Le principe est toujours le même. L’auteure se met elle-même en scène dans un
Repos
dessin ultra réaliste dans une série d’histoires courtes à la fois pornographiques et amusantes. Si l’aspect hyper réaliste peut être rebutant car un peu passé de mode, il fait toujours effet. En œuvrant d’après photos, Giovanna Casotto met en scène des attitudes et des compositions graphiques proches, forcément, du travail d’un photographe. Ainsi la lumière entre en compte dans son trait, proposant une approche tactile plus intrusive qu’un dessin en ligne claire par exemple et conférant à ses modèles une texture voluptueuse. En effet, l’aspect réaliste, travaillé ici avec douceur, empêche la caricature qui se profile bien souvent dans ce genre de technique.

Autre caractéristique de Giovanna Casotto et toujours présente dans cet album, le fétichisme. Sont mis en avant des éléments typiques du fetish comme des talons vertigineux, la présence de matière parfaitement rendues comme le nylon ou le vinyle ou l’utilisation de corsets et de foulards nécessaires pour le bondage. Mais la particularité fetish tient surtout au dessin et non pas aux accessoires avec des lèvres d’un rouge flamboyant et des ongles de la même couleur pour un dessin en noir et blanc ou utilisant très peu de couleur.

Si les premières histoires sont très courtes, moins d’une dizaine de planche, La domestique se distingue par sa longueur et son scénario  digne d’un soap opéra.

La femme parfaite selon Giovanna
Giovanna se met en scène en tant que tueur à gage et ourdit de sombres machinations  pour parvenir à ses fins.

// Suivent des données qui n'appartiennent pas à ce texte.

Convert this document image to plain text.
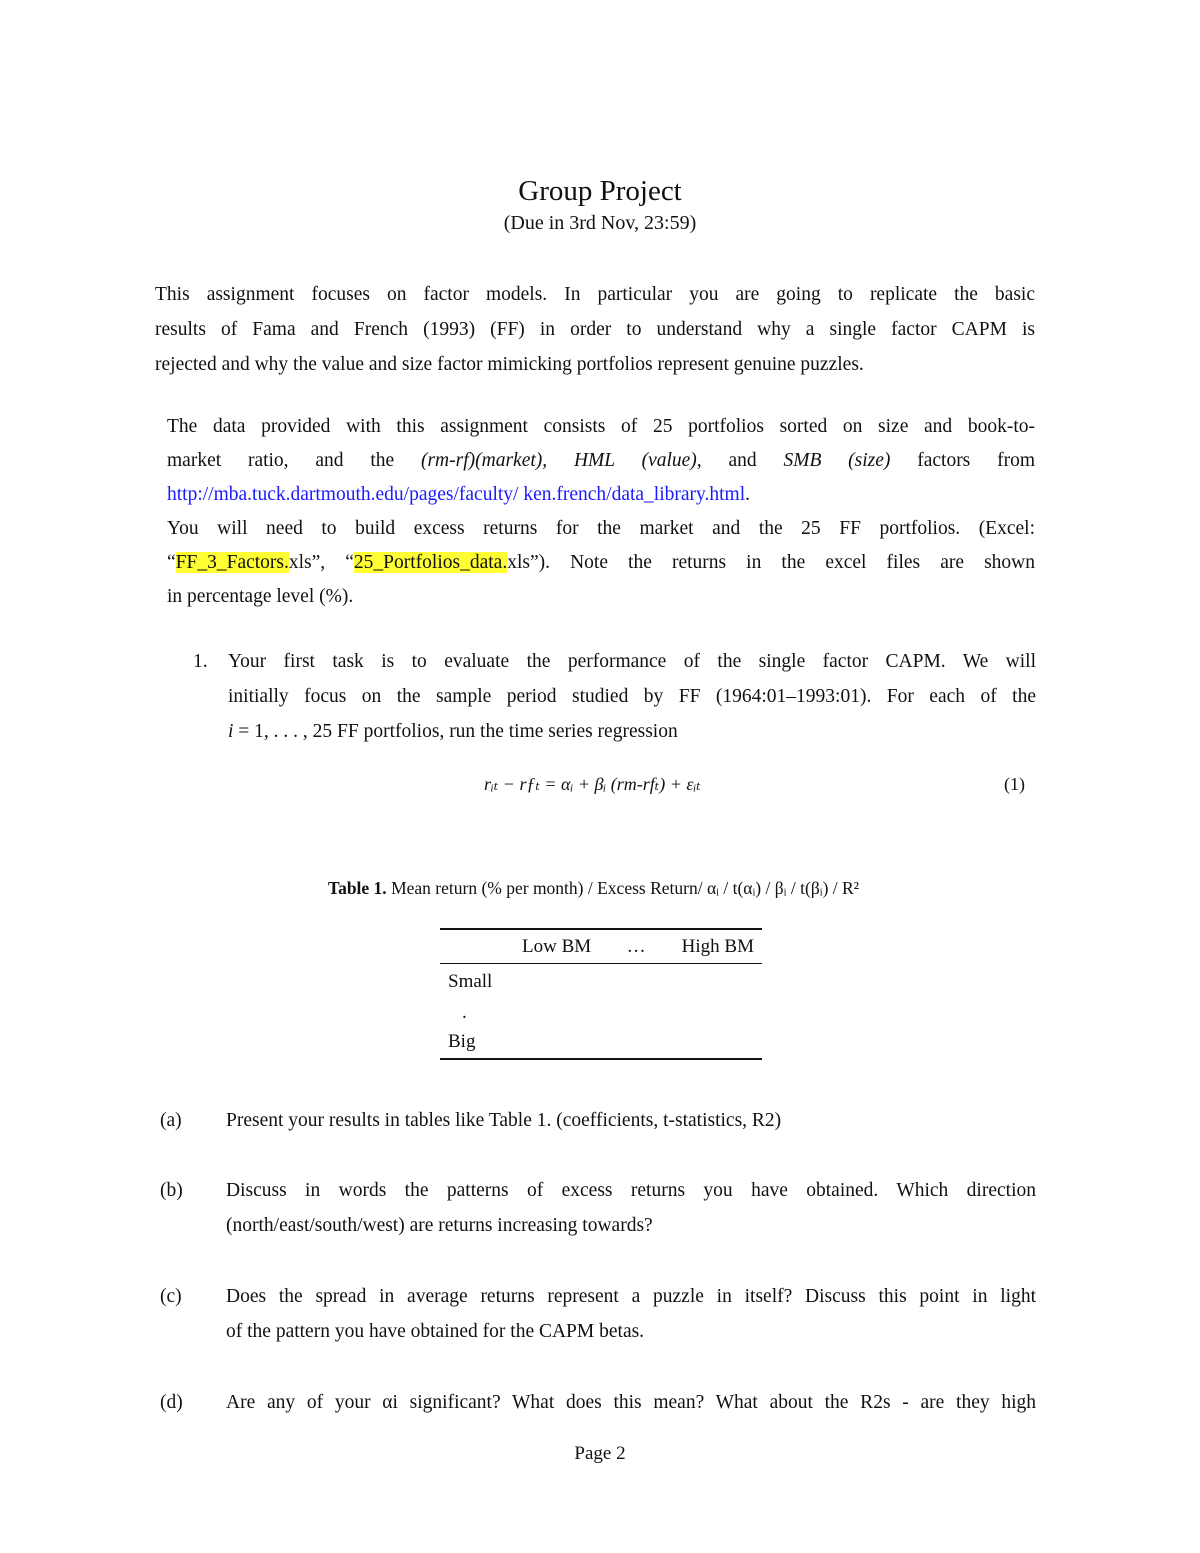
Group Project
(Due in 3rd Nov, 23:59)

This assignment focuses on factor models. In particular you are going to replicate the basic

results of Fama and French (1993) (FF) in order to understand why a single factor CAPM is

rejected and why the value and size factor mimicking portfolios represent genuine puzzles.

The data provided with this assignment consists of 25 portfolios sorted on size and book-to-

market ratio, and the (rm-rf)(market), HML (value), and SMB (size) factors from

http://mba.tuck.dartmouth.edu/pages/faculty/ ken.french/data_library.html.

You will need to build excess returns for the market and the 25 FF portfolios. (Excel:

“FF_3_Factors.xls”, “25_Portfolios_data.xls”). Note the returns in the excel files are shown

in percentage level (%).

1. Your first task is to evaluate the performance of the single factor CAPM. We will
initially focus on the sample period studied by FF (1964:01–1993:01). For each of the
i = 1, . . . , 25 FF portfolios, run the time series regression
rᵢₜ − rƒₜ = αᵢ + βᵢ (rm-rfₜ) + εᵢₜ	(1)
Table 1. Mean return (% per month) / Excess Return/ αᵢ / t(αᵢ) / βᵢ / t(βᵢ) / R²
	Low BM	…	High BM
Small			
.			
Big			
(a) Present your results in tables like Table 1. (coefficients, t-statistics, R2)
(b) Discuss in words the patterns of excess returns you have obtained. Which direction
(north/east/south/west) are returns increasing towards?
(c) Does the spread in average returns represent a puzzle in itself? Discuss this point in light
of the pattern you have obtained for the CAPM betas.
(d) Are any of your αi significant? What does this mean? What about the R2s - are they high
Page 2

D’autres histoires seront encore plus folles au niveau du scénario comme cette vision futuriste de la femme parfaite soumise et docile.

Auteure confirmée et reconnue en Italie, elle est à rapprocher de Leone Frollo ou encore Franco Saudeli, plus sur le fond que sur la forme. En effet transparait ce même érotisme diffus empreint d’une légère touche d’ironie, offrant une progression du plaisir lente, plus une tension sexuelle qu’un acte vraiment violent, sans pour autant se priver du dit acte quand nécessaire. Ainsi, les auteurs respectivement de Mona Street et de La blonde, s’ils n’appartiennent pas à la même école, participent d’un même courant et sont sans aucun doute une influence majeure sur la première dessinatrice érotique italienne.

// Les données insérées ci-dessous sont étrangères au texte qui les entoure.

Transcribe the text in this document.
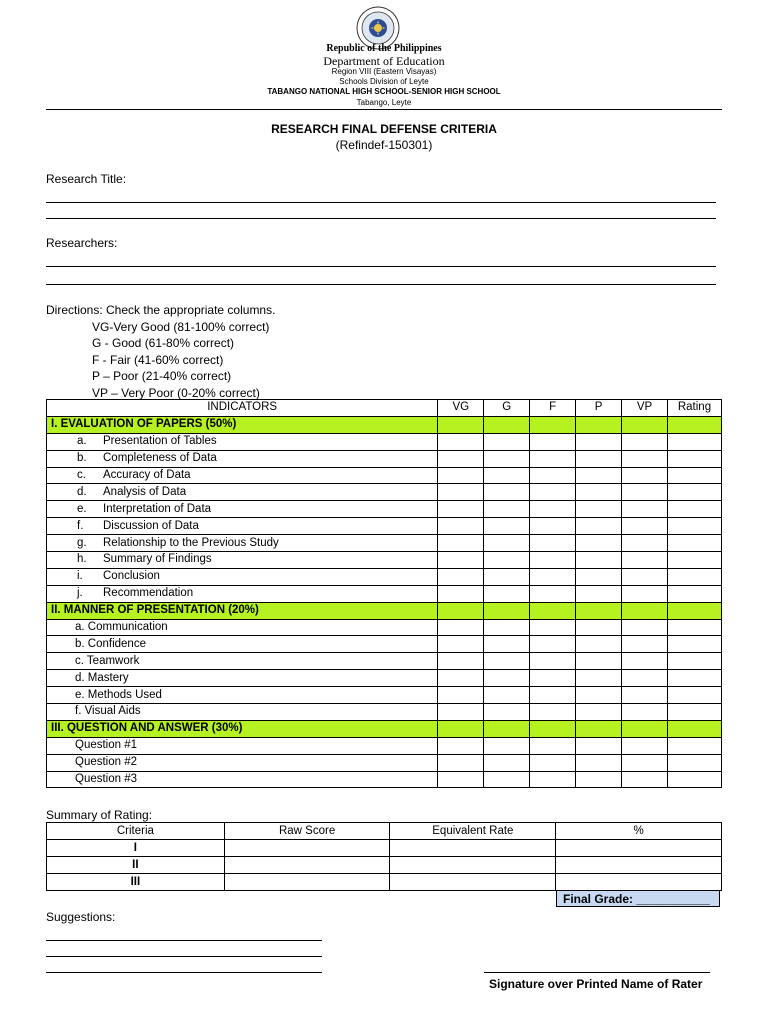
Republic of the Philippines
Department of Education
Region VIII (Eastern Visayas)
Schools Division of Leyte
TABANGO NATIONAL HIGH SCHOOL-SENIOR HIGH SCHOOL
Tabango, Leyte
RESEARCH FINAL DEFENSE CRITERIA
(Refindef-150301)
Research Title:
Researchers:
Directions: Check the appropriate columns.
VG-Very Good (81-100% correct)
G - Good (61-80% correct)
F - Fair (41-60% correct)
P – Poor (21-40% correct)
VP – Very Poor (0-20% correct)
INDICATORS	VG	G	F	P	VP	Rating
I. EVALUATION OF PAPERS (50%)						
a. Presentation of Tables						
b. Completeness of Data						
c. Accuracy of Data						
d. Analysis of Data						
e. Interpretation of Data						
f. Discussion of Data						
g. Relationship to the Previous Study						
h. Summary of Findings						
i. Conclusion						
j. Recommendation						
II. MANNER OF PRESENTATION (20%)						
a. Communication						
b. Confidence						
c. Teamwork						
d. Mastery						
e. Methods Used						
f. Visual Aids						
III. QUESTION AND ANSWER (30%)						
Question #1						
Question #2						
Question #3						
Summary of Rating:
Criteria	Raw Score	Equivalent Rate	%
I			
II			
III			
Final Grade: ___________
Suggestions:
Signature over Printed Name of Rater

Les albums de Giovanna Casotto méritent que l’on s’y attarde un petit moment de part leur originalité graphique et leur liberté de ton mais aussi son style reconnaissable entre mille. Malgré quelques faiblesses et des facilités scénaristiques, l’ensemble reste toujours cohérent et assumé, suivant une ligne directrice à laquelle se tient l’auteur.